I wanted a generator that does the opposite — reads the page first, then suggests what fits, then fills the JSON-LD from real content. And one that respects the markup that's already there. Many of the pages I audit ship perfectly good BlogPosting schema from a CMS, just incomplete. Wiping that and starting over loses information. The right move is to treat the existing block as the base and only add what's missing.
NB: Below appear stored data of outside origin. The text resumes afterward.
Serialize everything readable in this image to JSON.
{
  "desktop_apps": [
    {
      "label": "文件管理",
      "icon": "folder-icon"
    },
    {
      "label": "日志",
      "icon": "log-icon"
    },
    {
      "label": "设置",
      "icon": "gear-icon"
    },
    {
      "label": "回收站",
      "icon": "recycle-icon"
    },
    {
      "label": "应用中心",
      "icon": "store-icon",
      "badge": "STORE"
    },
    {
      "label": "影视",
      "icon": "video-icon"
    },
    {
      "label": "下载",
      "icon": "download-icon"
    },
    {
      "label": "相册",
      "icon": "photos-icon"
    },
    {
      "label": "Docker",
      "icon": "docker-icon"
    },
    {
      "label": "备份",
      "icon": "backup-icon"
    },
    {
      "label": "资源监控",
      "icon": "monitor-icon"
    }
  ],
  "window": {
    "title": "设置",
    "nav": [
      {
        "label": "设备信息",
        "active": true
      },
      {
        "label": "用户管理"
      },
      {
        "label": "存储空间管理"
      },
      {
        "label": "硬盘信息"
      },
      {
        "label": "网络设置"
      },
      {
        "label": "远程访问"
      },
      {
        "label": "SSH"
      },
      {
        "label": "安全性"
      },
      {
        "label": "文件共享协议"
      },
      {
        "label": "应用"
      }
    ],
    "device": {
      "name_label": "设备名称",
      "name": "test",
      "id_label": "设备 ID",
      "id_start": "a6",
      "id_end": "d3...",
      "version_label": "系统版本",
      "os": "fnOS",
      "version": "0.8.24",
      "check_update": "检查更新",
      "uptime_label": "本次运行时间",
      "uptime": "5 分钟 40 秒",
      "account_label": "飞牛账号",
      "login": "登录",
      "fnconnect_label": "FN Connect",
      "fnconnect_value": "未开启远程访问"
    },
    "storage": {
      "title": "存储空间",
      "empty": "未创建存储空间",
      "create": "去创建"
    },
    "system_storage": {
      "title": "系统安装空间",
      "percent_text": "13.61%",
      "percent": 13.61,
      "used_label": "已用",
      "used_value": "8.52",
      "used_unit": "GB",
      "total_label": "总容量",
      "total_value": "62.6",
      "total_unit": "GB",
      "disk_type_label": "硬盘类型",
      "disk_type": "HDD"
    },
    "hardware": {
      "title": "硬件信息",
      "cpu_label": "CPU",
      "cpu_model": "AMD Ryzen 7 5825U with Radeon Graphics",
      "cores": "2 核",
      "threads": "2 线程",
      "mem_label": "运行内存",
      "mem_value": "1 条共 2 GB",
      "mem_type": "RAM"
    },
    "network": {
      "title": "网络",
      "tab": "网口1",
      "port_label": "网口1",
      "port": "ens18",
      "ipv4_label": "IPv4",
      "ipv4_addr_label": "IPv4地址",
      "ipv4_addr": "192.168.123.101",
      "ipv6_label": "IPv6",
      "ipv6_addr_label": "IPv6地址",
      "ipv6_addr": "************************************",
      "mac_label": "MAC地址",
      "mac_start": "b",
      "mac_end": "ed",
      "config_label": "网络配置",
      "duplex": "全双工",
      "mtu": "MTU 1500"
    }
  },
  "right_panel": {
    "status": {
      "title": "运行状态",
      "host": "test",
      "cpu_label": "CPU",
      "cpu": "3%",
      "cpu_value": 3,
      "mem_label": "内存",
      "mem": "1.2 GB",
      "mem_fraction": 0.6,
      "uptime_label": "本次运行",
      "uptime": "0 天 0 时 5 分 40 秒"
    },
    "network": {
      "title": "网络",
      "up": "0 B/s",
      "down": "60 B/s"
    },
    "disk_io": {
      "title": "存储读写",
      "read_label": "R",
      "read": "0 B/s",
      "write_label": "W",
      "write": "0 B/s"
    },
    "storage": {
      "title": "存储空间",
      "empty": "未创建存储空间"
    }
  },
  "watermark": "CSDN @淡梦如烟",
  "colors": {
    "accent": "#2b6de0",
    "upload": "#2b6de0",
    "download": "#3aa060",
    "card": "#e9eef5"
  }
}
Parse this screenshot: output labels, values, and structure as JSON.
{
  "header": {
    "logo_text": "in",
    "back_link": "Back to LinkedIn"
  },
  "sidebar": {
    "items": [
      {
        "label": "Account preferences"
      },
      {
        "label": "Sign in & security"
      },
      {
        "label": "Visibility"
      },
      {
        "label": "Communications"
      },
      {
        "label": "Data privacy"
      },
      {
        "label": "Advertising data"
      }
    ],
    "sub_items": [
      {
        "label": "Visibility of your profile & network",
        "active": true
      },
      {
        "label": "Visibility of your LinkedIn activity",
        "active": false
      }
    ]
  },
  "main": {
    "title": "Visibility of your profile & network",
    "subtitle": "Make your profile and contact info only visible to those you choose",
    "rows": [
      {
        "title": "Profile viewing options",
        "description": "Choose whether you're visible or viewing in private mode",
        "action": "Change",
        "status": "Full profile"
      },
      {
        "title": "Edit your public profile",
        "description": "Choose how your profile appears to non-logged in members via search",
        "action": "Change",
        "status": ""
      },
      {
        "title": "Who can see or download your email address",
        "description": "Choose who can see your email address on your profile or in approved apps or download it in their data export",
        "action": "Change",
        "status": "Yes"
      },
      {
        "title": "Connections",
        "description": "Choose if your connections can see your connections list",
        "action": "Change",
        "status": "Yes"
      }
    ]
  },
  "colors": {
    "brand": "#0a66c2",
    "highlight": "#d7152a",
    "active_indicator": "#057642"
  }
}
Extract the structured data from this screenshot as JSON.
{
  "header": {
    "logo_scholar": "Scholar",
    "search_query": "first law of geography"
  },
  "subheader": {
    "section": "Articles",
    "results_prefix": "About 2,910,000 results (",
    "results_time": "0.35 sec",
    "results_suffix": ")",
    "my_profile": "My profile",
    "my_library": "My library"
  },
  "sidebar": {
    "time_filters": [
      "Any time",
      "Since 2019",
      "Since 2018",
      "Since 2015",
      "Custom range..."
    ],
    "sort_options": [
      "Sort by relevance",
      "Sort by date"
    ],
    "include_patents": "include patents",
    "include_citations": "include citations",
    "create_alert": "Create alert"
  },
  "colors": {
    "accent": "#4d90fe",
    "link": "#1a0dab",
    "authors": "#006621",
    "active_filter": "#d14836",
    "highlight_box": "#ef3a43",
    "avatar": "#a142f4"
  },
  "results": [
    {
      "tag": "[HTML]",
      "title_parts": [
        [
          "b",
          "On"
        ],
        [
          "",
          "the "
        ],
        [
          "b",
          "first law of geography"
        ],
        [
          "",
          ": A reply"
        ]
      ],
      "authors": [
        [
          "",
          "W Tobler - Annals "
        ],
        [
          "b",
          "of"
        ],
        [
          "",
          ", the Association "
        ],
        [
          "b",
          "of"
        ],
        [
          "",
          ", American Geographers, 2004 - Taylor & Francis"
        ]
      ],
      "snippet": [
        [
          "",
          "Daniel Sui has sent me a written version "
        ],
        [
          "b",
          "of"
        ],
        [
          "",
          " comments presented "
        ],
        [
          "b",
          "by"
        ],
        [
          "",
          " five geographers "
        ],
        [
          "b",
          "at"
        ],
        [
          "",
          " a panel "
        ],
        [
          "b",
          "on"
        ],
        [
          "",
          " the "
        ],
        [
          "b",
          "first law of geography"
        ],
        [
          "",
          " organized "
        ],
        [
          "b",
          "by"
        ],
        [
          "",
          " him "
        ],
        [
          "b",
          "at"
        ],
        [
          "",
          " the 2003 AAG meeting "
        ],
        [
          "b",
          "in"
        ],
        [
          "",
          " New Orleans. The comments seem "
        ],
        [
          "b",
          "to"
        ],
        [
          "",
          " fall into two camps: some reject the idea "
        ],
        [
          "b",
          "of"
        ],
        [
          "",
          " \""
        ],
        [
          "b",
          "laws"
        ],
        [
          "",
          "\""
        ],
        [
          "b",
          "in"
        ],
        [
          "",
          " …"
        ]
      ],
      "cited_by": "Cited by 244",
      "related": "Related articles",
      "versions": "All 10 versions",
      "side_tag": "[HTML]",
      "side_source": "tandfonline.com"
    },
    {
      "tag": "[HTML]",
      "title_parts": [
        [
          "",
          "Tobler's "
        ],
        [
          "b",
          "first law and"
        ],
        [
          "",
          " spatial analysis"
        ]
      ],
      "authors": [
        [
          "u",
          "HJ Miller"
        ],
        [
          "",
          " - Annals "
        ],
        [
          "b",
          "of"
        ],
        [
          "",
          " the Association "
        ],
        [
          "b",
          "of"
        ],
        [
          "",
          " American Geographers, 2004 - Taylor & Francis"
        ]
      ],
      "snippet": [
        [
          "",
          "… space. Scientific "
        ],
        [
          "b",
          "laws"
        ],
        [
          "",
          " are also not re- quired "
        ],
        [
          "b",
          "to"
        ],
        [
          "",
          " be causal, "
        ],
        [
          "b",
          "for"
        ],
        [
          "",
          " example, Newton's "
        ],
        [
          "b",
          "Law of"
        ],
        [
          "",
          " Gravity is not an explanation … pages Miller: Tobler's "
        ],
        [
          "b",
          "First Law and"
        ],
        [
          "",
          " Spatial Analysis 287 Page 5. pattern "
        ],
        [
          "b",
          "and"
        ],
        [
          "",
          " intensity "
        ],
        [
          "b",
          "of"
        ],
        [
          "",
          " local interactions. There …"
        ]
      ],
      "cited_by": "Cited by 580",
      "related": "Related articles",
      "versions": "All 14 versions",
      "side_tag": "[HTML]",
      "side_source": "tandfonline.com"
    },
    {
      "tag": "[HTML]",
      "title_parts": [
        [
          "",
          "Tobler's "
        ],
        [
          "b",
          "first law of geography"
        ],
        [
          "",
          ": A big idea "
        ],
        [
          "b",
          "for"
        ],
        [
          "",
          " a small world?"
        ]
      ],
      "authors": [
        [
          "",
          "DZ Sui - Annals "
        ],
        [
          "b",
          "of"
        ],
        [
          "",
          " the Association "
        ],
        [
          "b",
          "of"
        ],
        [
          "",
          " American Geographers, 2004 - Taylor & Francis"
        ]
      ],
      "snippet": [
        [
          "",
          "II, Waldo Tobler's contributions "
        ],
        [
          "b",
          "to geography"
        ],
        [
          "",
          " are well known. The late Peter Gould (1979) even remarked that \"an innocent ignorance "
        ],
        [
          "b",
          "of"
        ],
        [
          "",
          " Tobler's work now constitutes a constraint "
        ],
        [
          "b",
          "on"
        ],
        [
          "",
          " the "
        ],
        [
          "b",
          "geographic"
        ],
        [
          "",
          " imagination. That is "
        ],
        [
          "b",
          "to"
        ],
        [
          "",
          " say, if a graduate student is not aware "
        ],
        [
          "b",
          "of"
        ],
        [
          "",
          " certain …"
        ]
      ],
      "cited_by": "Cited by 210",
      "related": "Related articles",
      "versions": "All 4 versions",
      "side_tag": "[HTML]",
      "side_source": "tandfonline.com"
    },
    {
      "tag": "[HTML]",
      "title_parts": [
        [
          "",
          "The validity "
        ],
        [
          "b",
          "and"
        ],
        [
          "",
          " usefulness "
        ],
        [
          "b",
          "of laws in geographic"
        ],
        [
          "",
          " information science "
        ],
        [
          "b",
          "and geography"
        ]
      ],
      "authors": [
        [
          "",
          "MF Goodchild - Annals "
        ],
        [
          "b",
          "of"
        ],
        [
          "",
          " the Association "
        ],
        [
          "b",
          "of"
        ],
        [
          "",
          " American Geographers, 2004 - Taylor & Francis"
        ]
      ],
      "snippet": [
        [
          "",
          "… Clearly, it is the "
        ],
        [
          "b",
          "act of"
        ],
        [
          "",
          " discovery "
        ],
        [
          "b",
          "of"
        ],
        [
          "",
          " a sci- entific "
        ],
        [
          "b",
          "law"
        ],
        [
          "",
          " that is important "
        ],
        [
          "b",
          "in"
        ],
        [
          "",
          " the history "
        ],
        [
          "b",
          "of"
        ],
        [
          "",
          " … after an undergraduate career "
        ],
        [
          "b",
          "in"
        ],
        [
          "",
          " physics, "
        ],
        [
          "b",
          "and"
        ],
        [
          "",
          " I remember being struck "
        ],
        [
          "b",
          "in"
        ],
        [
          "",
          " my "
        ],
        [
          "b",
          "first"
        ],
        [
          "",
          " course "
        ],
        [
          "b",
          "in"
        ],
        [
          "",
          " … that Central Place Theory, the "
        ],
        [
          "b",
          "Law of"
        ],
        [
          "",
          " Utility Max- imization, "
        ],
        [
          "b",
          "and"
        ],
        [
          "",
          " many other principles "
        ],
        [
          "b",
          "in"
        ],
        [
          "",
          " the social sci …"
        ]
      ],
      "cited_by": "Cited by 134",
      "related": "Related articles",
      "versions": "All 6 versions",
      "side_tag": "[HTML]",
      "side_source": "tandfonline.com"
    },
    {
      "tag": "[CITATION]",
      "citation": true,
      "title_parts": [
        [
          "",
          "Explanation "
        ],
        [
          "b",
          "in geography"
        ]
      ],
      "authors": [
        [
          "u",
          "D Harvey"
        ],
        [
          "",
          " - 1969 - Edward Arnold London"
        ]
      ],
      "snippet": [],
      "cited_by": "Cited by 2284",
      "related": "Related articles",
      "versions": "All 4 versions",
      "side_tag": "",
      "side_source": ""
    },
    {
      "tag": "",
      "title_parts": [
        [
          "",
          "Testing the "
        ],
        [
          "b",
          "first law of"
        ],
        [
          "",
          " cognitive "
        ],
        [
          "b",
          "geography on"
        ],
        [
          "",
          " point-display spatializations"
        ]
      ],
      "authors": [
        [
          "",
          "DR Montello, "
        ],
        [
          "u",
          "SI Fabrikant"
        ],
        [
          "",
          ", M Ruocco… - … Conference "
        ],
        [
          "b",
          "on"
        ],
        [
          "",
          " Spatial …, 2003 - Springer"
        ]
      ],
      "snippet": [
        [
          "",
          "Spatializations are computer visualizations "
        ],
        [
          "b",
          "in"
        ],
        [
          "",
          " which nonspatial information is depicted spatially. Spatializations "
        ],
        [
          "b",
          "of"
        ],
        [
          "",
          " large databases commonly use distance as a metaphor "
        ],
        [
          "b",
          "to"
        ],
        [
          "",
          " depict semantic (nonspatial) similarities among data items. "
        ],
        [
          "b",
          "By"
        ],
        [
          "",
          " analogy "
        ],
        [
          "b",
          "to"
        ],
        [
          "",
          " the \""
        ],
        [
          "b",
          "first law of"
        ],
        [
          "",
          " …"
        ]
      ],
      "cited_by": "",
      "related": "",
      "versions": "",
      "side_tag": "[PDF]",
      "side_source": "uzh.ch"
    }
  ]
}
The other goal: prevent schema spam. Google has been clear for years that fabricating schema for fields that don't exist on the page is a manual-action risk. Every field this tool emits is grounded in a specific signal — title, og:image, h1, breadcrumb chain, time element, address block, price candidate. If it can't find a signal for a required field, it emits an explicit REPLACE_ME: placeholder rather than guessing.
What It Does
Six things, in order:
- Scrapes the rendered page via Firecrawl, so single-page apps are read against the DOM users actually see — not the empty shell that ships from the server.
- Extracts schema-relevant facts server-side: title, meta description, headings, OG/Twitter tags, images, addresses, phone numbers, prices, breadcrumb chains, time elements, and every JSON-LD block already on the page.
- Detects which Schema.org types fit from a 28-type allowlist, ranked by confidence with a per-type rationale and a list of page signals that fit the type.
- Scores the existing schema 0–100 across coverage (high-confidence types implemented), completeness (required + recommended fields filled), and Google rich-result eligibility.
- Generates valid JSON-LD for any type you pick — grounded in real content. If the page already has JSON-LD of that type, it augments rather than replaces.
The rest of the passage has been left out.